In testimony last month before Senate Intelligence Committee members, Comey admitted leaking unauthorized information to the media on privileged communications with Trump.
He used Columbia Law Professor Daniel Richman to deliver it to the NYT. His purpose was to force an appointment of a special counsel, he said.
At the time, Law Professor Jonathan Turley called his action “problematic,” flying in the face of Trump urging him to crack down on leakers while still FBI director.
All agency personnel sign a statement, stating “all information acquired by me in connection with my official duties with the FBI and all official material to which I have access remain the property of the United States of America.”
Agency personnel “will not reveal, by any means, any information or material from or related to FBI files or any other information acquired by virtue of my official employment to any unauthorized recipient without prior official written authorization by the FBI.”
According to officials familiar with the material Comey released, it was government property. More than half of the documents contained classified information.
Comey flagrantly broke his own agency rules. It routinely restricts internally generated material relating to investigations as “FBI information.”
Its rules cover “documents reflecting advisory opinions, recommendations and deliberations comprising part of a process by which governmental decisions and policies are formulated.”
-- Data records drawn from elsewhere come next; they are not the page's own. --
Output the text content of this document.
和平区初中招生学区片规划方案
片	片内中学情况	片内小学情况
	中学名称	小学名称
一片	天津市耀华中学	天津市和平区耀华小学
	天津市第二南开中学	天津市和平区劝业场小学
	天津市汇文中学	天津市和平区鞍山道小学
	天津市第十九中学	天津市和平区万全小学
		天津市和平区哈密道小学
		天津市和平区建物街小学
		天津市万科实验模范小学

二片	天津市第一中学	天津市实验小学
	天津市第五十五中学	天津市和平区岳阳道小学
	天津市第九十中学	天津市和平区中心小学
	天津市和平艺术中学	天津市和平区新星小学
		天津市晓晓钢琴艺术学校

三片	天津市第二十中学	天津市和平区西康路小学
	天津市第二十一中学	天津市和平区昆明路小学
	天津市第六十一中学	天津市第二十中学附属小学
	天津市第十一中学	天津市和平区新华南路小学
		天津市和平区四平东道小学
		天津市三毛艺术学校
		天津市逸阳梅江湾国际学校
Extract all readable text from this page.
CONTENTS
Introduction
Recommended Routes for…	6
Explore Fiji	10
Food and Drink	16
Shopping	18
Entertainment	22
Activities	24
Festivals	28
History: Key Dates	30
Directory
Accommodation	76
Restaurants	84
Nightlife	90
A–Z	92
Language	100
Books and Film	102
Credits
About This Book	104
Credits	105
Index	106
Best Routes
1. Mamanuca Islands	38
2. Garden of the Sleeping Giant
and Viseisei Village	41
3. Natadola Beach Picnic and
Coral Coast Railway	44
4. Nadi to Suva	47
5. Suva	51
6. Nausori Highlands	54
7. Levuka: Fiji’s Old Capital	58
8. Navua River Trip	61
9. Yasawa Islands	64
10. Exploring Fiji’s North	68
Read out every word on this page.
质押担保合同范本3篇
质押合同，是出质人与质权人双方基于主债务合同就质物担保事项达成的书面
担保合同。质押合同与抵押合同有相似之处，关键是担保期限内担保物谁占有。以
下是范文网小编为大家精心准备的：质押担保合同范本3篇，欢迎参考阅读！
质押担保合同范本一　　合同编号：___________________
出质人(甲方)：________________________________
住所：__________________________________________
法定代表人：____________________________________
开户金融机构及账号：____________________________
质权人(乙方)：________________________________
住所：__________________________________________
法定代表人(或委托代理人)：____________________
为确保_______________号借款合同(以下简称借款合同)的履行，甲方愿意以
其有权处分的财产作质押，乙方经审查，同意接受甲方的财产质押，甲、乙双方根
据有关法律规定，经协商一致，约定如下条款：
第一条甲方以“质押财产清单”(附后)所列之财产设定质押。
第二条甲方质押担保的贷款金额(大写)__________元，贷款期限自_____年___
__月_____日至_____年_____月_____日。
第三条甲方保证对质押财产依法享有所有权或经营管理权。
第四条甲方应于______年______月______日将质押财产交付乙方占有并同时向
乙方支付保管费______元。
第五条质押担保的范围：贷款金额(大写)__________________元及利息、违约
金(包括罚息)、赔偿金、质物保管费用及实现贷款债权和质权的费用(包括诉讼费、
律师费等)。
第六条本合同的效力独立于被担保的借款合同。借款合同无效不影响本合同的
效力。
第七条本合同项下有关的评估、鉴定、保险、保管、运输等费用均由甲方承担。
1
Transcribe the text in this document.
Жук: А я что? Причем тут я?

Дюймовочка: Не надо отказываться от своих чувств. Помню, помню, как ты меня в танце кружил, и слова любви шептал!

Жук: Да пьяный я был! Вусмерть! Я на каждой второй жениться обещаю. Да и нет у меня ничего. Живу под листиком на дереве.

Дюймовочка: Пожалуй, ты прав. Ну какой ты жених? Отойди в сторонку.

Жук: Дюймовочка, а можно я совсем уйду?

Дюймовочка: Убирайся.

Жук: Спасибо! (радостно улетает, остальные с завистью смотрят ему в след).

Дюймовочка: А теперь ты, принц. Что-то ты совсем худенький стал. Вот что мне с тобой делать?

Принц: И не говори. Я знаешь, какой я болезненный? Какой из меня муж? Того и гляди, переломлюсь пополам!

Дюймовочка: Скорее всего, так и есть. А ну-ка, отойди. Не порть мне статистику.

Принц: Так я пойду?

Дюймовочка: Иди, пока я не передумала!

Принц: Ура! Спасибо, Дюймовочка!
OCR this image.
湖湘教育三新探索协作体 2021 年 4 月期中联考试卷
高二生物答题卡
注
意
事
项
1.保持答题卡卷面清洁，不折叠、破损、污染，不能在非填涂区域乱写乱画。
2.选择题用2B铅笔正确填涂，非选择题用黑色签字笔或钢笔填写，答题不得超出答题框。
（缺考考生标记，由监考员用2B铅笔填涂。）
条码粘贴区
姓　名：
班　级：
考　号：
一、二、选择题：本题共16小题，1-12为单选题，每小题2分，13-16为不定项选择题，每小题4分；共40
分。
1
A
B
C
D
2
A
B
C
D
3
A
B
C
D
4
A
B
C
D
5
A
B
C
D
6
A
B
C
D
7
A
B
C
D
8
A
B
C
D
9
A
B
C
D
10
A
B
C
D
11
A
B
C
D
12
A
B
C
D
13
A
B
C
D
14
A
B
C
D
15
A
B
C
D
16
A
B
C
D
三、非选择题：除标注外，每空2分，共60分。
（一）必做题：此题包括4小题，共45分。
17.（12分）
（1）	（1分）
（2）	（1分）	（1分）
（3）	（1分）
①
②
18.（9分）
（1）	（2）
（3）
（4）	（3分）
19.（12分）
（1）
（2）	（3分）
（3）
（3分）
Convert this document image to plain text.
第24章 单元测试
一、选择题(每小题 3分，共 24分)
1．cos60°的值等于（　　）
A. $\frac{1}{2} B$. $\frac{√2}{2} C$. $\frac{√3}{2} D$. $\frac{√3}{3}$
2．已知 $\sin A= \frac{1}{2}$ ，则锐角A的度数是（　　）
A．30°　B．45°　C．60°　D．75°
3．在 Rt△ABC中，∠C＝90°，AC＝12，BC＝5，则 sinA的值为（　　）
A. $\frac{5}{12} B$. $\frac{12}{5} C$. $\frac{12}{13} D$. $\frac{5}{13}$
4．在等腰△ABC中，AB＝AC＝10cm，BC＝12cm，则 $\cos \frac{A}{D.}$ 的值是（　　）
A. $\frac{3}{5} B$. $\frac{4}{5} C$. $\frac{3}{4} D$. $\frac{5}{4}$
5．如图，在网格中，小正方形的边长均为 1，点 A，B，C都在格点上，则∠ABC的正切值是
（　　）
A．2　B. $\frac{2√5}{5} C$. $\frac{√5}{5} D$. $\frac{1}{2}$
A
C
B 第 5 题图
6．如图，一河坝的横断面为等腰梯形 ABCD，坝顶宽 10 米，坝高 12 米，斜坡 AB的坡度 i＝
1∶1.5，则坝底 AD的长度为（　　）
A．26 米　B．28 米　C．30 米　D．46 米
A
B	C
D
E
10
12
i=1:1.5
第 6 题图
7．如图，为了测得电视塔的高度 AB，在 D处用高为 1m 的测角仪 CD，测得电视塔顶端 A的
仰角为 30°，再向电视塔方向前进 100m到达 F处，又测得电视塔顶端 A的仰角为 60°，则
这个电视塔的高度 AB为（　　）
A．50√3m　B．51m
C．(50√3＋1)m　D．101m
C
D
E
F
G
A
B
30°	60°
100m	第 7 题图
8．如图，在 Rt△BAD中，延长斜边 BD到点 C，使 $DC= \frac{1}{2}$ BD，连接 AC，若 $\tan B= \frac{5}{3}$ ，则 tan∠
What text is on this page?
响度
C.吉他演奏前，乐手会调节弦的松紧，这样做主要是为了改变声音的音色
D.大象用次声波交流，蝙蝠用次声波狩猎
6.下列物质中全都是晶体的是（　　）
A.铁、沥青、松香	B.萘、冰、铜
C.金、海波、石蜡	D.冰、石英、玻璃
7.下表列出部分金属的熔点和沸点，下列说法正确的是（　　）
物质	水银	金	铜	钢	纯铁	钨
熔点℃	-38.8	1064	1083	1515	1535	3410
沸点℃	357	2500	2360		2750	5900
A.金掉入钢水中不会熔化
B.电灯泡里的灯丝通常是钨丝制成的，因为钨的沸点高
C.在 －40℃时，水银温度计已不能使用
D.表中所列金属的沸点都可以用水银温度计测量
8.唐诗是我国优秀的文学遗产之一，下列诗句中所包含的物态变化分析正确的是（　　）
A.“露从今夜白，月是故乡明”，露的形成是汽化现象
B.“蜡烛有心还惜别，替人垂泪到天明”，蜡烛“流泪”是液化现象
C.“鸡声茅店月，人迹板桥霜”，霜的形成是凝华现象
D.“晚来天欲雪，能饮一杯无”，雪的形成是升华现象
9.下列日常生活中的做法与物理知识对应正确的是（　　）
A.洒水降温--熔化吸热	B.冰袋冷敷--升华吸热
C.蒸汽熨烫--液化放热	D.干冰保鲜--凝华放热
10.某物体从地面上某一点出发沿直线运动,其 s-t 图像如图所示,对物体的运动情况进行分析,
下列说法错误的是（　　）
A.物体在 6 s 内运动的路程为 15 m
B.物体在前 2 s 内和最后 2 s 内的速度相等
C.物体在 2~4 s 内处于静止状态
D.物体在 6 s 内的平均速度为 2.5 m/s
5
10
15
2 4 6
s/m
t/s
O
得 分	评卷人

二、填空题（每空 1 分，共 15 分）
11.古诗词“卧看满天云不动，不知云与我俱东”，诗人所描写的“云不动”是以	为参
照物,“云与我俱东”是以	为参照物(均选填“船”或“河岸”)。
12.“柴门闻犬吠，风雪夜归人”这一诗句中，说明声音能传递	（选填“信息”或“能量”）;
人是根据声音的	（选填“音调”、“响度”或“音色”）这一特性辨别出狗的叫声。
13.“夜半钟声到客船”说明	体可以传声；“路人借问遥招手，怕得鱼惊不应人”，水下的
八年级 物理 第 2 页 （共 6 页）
In Senate testimony, Comey lied, claiming nothing he released was classified or privileged information.
Agency documents are only for internal use. None of its personnel may release it publicly, including when they return to private life, unless given agency authorization.
Comey claiming he was legally and ethically justified in leaking information to the media was willful deception – compounded by using a law professor as his transmittal agent.
At the time, Trump’s personal lawyer Marc Kasowitz said the following:
“(I)t is overwhelmingly clear that there have been and continue to be those in government who are actively attempting to undermine this administration with selective and illegal leaks of classified information and privileged communications. Mr. Comey has now admitted that he is one of these leakers.”
“Today, Mr. Comey admitted that he unilaterally and surreptitiously made unauthorized disclosures to the press of privileged communications with the President.”
“Although Mr. Comey testified that he only leaked the memos in response to a tweet, the public record reveals that the New York Times was quoting from those memos the day before the referenced tweet, which belies Mr. Comey’s excuse for this unauthorized disclosure of privileged information and appears to be entirely retaliatory.”
“We will leave it to the appropriate authorities to determine whether these leaks should be investigated along with all the others that are being investigated.”
Comey’s actions were improper, unethical, and arguably illegal, notably for lying to Congress. It’s for the Justice Department to decide if he warrants prosecution.